I slept through The Royal Wedding, and will continue to sleep through the media coverage of anything the Royal Couple does from now on.
When I first married, I wore a $97, off-the-rack, cream-colored dress from the now defunct Weinstock’s in Sacramento. I bought matching pumps to go with the outfit, and tossed them after the ceremony. They were cruel shoes with high heels, and I can remember how they pinched and tore at my feet.
I was married in 1987, and divorced three days before 9/11. To this day, I can’t (and won’t) have a good time in Reno. I remember getting married at a worn, tired, wedding chapel across from the casinos with piles of dirty snow in the street. The chapel’s interior was dark and designed to look more like a funeral home. The maroon carpets and heavy drapes smelled like cigarettes, and a lighted, revolving display had wilting orchid corsages for sale.
The reverend was plastered and could barely stand. And at the end of my first marriage, I regret not having the drama of tossing my wedding band into the icy water of the Truckee River, like so many of disappointed and disgruntled divorced people before and after me.
It took me seven years before I decided to get married for the second time.
“You know what you’re getting into this time, don’t you?” asked my attorney when he found out about my upcoming second marriage. He carefully studied my face. “You do, don’t you? You can’t fail with the second one when you already made all the mistakes with the first one.”
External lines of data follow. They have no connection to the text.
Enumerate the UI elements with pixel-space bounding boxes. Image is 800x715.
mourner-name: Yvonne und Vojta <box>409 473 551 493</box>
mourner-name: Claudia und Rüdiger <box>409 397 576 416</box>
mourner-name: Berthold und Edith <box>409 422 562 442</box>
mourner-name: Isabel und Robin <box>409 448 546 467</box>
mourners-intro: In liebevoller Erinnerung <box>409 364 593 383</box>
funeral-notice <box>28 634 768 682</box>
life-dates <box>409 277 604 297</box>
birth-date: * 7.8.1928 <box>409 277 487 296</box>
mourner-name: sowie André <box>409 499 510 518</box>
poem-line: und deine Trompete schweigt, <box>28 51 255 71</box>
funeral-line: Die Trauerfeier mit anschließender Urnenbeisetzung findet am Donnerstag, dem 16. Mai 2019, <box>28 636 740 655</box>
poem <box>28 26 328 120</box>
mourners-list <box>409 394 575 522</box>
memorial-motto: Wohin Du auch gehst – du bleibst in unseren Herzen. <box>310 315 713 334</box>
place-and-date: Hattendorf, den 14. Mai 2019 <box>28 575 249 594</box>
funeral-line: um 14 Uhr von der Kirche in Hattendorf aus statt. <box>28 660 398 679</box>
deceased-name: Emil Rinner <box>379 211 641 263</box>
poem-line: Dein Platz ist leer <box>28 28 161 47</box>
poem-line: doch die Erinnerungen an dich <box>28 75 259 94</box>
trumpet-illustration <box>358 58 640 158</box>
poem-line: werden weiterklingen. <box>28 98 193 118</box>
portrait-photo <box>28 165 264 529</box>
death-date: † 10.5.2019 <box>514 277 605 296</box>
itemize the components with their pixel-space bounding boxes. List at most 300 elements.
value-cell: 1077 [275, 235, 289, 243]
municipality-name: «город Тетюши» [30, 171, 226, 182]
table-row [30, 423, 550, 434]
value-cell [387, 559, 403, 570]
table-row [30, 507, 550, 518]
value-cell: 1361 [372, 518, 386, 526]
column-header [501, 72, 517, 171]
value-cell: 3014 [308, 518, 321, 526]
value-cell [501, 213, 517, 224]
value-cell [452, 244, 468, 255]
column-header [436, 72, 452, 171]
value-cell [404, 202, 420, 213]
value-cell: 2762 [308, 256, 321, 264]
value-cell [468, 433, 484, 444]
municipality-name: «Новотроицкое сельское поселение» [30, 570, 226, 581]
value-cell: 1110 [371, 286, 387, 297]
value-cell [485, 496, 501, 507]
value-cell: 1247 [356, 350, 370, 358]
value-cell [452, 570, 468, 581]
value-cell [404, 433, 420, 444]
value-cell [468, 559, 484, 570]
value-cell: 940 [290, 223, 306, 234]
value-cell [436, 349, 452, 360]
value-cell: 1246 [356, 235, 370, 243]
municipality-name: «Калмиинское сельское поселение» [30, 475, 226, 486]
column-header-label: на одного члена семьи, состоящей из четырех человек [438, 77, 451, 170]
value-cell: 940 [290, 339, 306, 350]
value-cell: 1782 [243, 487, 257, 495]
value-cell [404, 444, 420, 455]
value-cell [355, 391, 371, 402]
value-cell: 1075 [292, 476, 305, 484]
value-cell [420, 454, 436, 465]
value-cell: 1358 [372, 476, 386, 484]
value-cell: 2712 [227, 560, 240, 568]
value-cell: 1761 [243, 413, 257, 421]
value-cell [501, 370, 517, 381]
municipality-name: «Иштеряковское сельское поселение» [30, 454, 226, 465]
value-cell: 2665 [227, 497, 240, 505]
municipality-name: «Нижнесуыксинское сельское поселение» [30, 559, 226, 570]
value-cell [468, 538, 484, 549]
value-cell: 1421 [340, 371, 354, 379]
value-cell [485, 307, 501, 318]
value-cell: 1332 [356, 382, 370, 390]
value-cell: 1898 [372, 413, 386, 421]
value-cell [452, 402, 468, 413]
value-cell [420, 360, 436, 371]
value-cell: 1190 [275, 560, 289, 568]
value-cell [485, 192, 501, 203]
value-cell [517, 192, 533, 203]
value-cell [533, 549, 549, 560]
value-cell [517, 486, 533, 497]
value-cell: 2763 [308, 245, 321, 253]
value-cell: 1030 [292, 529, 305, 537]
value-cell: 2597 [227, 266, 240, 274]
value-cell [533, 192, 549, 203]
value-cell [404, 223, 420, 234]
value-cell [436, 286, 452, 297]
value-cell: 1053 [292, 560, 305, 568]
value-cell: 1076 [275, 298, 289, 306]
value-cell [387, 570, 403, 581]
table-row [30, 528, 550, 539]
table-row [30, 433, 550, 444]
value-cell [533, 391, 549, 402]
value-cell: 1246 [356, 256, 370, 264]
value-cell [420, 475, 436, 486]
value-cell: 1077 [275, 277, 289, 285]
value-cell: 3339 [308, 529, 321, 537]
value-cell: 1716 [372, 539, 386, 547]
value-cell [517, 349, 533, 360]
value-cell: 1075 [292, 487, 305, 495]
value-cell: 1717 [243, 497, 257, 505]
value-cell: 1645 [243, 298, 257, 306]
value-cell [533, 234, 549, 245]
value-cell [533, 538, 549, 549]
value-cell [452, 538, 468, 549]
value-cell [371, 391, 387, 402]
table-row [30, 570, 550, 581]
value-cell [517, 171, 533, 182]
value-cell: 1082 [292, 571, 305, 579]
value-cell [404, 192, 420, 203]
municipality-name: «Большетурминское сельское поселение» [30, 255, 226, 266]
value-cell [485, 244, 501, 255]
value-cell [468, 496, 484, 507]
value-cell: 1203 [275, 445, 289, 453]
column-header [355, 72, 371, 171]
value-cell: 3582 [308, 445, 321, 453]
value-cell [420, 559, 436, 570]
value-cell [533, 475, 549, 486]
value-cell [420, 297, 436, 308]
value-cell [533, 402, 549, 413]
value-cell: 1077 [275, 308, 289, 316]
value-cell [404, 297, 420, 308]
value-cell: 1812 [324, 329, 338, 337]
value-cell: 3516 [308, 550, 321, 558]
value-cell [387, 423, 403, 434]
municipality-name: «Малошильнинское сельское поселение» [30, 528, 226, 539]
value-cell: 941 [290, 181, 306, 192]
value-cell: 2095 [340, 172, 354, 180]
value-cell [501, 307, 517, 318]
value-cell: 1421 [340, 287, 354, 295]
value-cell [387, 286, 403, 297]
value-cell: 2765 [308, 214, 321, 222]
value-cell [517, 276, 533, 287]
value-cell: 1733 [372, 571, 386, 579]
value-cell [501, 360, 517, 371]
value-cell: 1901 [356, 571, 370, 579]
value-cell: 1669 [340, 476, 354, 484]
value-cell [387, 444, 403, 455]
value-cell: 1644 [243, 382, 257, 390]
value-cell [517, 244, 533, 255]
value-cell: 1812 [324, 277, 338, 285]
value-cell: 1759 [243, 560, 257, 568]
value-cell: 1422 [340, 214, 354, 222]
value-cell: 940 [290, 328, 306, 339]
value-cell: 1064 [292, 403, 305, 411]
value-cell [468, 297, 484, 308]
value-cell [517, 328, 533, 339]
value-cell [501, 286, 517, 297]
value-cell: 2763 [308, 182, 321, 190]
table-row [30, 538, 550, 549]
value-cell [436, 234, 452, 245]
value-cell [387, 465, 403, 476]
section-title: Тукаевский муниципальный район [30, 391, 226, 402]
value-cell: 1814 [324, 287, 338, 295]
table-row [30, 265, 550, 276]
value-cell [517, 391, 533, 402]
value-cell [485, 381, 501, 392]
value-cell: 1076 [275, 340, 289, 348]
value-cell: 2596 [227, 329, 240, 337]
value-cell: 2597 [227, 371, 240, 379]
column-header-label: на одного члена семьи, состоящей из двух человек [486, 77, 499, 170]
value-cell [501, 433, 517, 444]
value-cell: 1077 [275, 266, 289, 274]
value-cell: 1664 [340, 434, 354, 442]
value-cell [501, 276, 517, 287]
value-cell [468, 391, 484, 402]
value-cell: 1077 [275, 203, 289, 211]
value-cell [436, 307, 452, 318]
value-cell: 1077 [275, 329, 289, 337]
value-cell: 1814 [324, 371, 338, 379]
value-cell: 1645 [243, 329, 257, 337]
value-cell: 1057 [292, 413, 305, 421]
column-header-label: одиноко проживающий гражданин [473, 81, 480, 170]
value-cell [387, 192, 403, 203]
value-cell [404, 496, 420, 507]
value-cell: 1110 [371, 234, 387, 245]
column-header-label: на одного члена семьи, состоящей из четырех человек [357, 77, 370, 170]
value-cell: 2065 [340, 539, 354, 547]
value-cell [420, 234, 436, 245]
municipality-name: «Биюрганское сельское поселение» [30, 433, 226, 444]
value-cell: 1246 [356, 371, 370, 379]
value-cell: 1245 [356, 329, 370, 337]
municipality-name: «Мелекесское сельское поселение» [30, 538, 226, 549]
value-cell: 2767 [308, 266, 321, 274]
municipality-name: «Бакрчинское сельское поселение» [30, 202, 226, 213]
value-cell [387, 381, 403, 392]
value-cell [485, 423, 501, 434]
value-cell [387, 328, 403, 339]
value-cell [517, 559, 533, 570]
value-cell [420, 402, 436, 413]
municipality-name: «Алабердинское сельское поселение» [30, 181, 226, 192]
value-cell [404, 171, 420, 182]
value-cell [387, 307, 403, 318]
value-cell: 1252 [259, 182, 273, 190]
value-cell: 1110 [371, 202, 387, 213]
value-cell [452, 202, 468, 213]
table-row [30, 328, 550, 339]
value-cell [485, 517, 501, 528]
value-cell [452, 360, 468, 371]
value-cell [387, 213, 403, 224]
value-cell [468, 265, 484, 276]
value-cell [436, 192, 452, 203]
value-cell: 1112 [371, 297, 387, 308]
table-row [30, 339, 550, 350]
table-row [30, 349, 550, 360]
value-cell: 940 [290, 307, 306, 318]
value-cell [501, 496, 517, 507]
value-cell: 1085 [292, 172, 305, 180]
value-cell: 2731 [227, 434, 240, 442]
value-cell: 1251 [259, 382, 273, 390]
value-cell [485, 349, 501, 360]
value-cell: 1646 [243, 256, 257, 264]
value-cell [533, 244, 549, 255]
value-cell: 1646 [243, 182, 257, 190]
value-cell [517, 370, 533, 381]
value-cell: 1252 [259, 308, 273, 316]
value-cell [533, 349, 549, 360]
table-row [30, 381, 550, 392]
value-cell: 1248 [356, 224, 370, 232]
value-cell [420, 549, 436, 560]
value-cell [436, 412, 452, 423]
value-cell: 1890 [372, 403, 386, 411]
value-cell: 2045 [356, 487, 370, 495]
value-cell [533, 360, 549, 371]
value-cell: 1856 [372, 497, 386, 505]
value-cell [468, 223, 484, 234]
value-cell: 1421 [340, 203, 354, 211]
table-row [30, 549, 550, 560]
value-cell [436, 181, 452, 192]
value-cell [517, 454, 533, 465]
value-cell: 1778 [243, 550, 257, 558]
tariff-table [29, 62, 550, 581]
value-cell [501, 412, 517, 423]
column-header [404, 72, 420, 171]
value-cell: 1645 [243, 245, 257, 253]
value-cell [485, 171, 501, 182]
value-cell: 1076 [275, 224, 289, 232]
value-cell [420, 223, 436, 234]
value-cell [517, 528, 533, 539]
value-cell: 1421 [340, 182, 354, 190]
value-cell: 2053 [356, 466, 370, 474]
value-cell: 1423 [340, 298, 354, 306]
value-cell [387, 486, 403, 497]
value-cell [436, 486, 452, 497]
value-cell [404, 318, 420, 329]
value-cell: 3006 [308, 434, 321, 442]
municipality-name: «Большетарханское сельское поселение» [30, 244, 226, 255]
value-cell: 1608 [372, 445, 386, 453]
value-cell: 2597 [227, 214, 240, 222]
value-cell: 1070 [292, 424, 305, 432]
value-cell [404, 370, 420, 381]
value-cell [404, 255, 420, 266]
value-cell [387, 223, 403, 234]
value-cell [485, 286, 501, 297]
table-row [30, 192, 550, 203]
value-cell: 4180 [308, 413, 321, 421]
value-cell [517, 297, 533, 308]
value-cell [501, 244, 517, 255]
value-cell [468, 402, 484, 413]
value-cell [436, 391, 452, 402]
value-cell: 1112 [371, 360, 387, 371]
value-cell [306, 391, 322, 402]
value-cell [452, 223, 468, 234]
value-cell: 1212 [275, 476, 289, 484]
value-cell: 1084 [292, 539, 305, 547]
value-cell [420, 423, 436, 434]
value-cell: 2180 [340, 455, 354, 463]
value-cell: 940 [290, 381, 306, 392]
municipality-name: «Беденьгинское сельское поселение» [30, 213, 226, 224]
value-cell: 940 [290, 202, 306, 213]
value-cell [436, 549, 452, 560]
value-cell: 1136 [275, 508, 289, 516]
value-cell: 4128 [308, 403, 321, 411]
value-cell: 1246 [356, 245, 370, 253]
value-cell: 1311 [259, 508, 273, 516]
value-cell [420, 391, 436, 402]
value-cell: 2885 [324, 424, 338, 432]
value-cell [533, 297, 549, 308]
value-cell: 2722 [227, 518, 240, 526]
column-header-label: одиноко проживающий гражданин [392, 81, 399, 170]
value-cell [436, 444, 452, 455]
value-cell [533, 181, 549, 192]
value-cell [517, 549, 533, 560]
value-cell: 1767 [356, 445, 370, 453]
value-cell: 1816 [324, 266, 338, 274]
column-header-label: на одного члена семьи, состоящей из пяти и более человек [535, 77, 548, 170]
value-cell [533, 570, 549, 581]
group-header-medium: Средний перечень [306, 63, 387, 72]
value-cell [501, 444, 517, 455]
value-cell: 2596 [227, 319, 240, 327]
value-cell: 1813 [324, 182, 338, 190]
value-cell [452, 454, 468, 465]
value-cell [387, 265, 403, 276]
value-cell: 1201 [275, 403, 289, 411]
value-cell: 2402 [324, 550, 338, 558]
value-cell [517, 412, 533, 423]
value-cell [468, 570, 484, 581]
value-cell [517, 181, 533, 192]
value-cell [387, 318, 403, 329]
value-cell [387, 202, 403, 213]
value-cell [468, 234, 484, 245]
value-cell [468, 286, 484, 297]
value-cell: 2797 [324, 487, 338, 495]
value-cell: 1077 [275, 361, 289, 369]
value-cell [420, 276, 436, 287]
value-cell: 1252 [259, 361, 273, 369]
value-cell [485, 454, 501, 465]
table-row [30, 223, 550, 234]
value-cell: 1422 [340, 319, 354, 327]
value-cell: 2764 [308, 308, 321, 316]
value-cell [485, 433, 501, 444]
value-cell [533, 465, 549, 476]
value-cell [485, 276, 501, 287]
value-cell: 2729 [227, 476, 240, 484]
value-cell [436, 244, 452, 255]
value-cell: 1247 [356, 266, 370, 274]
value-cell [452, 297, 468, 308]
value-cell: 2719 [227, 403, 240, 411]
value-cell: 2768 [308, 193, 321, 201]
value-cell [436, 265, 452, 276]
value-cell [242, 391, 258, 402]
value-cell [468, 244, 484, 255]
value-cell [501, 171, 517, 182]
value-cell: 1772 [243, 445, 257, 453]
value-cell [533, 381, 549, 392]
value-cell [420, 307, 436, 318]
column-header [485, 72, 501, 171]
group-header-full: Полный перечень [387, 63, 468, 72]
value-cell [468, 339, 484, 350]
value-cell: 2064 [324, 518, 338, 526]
Everything is cut and dried when you think like an attorney.
I’m on my second and final marriage. “Three strikes, you’re out,” can refer to baseball players or revolving-door California inmates, but not to me. A third marriage for me would mean I didn’t learn from my mistakes.
Shortly after my second wedding, my husband and I were in Hawaii with married couples from all over the United States who had been married for 50 years or longer. It was clear to me these couples truly loved each other. First impressions mean everything to me, and when I observed them as a group, I could see it, and I could feel it. It was in the way they looked at each other. It was the way they smiled, laughed and lightly touched each other as they spoke or picked at the lint (real or imaginary) in each other’s clothing.
“What are your secrets to being married so long?” I asked the woman sitting next to me.
She looked at me and smiled serenely.
I didn’t hear what she had to tell me. Right at that time, the train taking the tourists around the plantation was tooting its horn, and by the time it was done, she had pushed the tiny dish of poi aside and was attacking the rubbery chicken breast creation made for us Mainlanders. She was enjoying her luau meal, and I didn’t have the heart to ask her to repeat what she had tried to tell me.
I have found that marriage reflects life itself. It has its ups and downs. But you have to allow for change. In our mates and in ourselves, we either can go with it, cut ties or stay co-dependent and miserable. Even if we did nothing about our marriages, that would be a choice, too.
During the coverage of the Royal Wedding and anything else added to this so-called modern fairy tale, I entertained myself with the idea of being married to His Royal Highness and making him do things around the house like scrubbing the toilet or smiling as he walked the backyard for poop patrol. I could show Her Royal Highness something about making a fried chicken dinner with all the fixings or gutting trout and catfish after baiting the line and catching them. I could take her to the local auto junkyard and show her how to search for a grill to an ancient Ford 150.
Oh, don’t get me wrong. I wish The Royal Couple well. And, when it comes to elaborate weddings, I know better. Even the most memorable, well-choreographed wedding day doesn’t guarantee a meaningful and lasting marriage.
So whenever I hear a bride-to-be talking about her wedding plans with the eight bridesmaids and the honeymoon in Hawaii or the mother of the bride complaining about competing for that exclusive, but very expensive Victorian wedding location in the foothills, I have to smile. Experience has taught me to be grateful that the young, naïve girl who got married in the Reno wedding chapel during the 1980s is gone forever.